The mainland authorities have revived the economy with trillions of yuan in stimulus spending but it is still in danger of another slowdown next year unless Beijing can promote long-term domestic consumption growth, the chairman of Morgan Stanley Asia said yesterday.

Stephen Roach said economic expansion across the border must now stem from domestic demand after being driven for decades by external forces.

'This is China's wake-up call, and they are going to have to change,' Roach said. 'If they are counting on external demand to turn around next year to restart the export machine, they are going to be in for a rude awakening.'

The mainland economy boomed amid double-digit growth for five consecutive years starting in 2003 as it churned out exports and acted as the world's factory floor. But exports have shrunk for the past 10 months and economic growth slowed to 9 per cent last year as demand dropped off amid the global downturn.

Beijing has rekindled economic growth by pumping trillions of yuan into infrastructure projects, but Roach said the government must also focus on achieving more sustainable growth in domestic consumption. He said the authorities should promote consumer spending by creating a social safety net that bolsters pension plans and insurance programmes.

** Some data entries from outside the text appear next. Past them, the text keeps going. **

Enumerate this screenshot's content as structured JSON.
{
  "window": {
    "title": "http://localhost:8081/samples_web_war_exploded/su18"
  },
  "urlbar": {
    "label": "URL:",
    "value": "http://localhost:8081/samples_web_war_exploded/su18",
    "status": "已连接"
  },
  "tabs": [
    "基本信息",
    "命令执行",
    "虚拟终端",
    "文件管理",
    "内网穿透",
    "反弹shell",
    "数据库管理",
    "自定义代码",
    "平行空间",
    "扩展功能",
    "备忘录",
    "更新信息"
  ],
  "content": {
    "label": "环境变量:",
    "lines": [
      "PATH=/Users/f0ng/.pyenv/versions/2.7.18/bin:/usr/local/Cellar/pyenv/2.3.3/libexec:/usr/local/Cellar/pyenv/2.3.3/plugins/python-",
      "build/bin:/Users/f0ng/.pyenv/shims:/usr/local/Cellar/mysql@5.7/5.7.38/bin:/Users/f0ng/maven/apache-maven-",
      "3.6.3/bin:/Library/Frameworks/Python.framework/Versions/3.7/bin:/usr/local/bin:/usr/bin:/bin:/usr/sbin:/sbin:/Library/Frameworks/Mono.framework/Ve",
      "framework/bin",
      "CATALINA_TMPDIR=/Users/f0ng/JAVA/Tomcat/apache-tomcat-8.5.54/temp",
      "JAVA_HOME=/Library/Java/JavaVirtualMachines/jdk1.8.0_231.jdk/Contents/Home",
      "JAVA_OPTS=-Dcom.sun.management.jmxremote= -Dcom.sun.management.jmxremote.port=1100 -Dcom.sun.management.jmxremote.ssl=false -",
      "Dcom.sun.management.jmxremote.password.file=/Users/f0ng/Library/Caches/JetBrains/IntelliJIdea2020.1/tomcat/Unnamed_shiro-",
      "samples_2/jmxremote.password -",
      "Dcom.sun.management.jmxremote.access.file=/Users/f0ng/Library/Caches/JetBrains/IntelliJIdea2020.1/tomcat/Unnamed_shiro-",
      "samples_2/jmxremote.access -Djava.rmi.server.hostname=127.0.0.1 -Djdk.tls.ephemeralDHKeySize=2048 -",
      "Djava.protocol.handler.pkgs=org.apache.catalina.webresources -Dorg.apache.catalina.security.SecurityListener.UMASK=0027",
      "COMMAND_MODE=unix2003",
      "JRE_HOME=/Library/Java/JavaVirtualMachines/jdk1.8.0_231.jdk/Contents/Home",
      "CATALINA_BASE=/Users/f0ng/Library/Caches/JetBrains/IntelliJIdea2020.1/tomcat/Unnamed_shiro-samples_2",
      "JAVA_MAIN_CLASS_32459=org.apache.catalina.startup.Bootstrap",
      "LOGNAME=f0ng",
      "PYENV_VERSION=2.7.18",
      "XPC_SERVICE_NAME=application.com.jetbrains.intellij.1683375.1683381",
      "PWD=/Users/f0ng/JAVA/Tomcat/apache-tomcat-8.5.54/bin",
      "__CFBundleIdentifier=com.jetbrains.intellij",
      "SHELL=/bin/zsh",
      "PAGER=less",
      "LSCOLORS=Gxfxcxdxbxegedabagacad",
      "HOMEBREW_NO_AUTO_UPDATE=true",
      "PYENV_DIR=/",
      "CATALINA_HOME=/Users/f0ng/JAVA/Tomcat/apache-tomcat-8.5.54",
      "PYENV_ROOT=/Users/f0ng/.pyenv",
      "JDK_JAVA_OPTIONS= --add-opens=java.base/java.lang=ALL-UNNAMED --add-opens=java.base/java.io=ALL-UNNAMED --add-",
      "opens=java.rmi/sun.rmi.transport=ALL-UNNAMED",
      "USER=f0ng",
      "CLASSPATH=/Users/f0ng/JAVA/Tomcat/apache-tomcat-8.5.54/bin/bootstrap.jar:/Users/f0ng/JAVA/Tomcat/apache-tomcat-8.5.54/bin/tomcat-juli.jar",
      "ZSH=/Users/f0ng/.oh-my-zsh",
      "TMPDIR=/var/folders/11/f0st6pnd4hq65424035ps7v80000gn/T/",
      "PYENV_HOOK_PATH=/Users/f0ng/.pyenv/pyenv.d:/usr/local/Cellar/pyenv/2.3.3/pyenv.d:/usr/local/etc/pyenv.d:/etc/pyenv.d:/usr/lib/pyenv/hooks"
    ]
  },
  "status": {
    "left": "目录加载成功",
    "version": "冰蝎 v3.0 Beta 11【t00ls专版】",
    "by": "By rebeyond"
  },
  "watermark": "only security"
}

'China has taken some steps in those directions, but they've been baby steps,' he said.

'It needs to do more and only then can it draw down high levels of fear-driven precautionary savings and put those funds to work in internal private consumption.'

In the meantime, mainland authorities seem intent to keep the economy running with an aggressive monetary policy that has pumped out more than eight trillion yuan (HK$9.1 trillion) worth of new loans this year on top of a four trillion yuan stimulus plan announced in 2008.

Yi Gang, a deputy central bank governor, said new lending growth did not risk overheating the economy, according to Bloomberg.

'Overall, the situation will converge to a sustainable level,' Yi said at the weekend. 'In August, it was already not too much. June and August were pretty flat.'

The flood of liquidity has stoked internal investment and domestic consumption. Retail sales jumped 15.4 per cent in August for the largest monthly increase since January.

Improvements in internal growth should help steady the mainland economy, Frank Li, an analyst at JP Morgan, wrote in a recent report.

'Growth is likely to moderate in coming quarters,' Li wrote. 'The main adjustment [may be] a rotation in the sources of growth away from public investment and towards consumption, private investment and exports.'

JP Morgan maintained its mainland growth target this year at 8.4 per cent and raised its estimate for next year to 9.5 per cent from 9 per cent.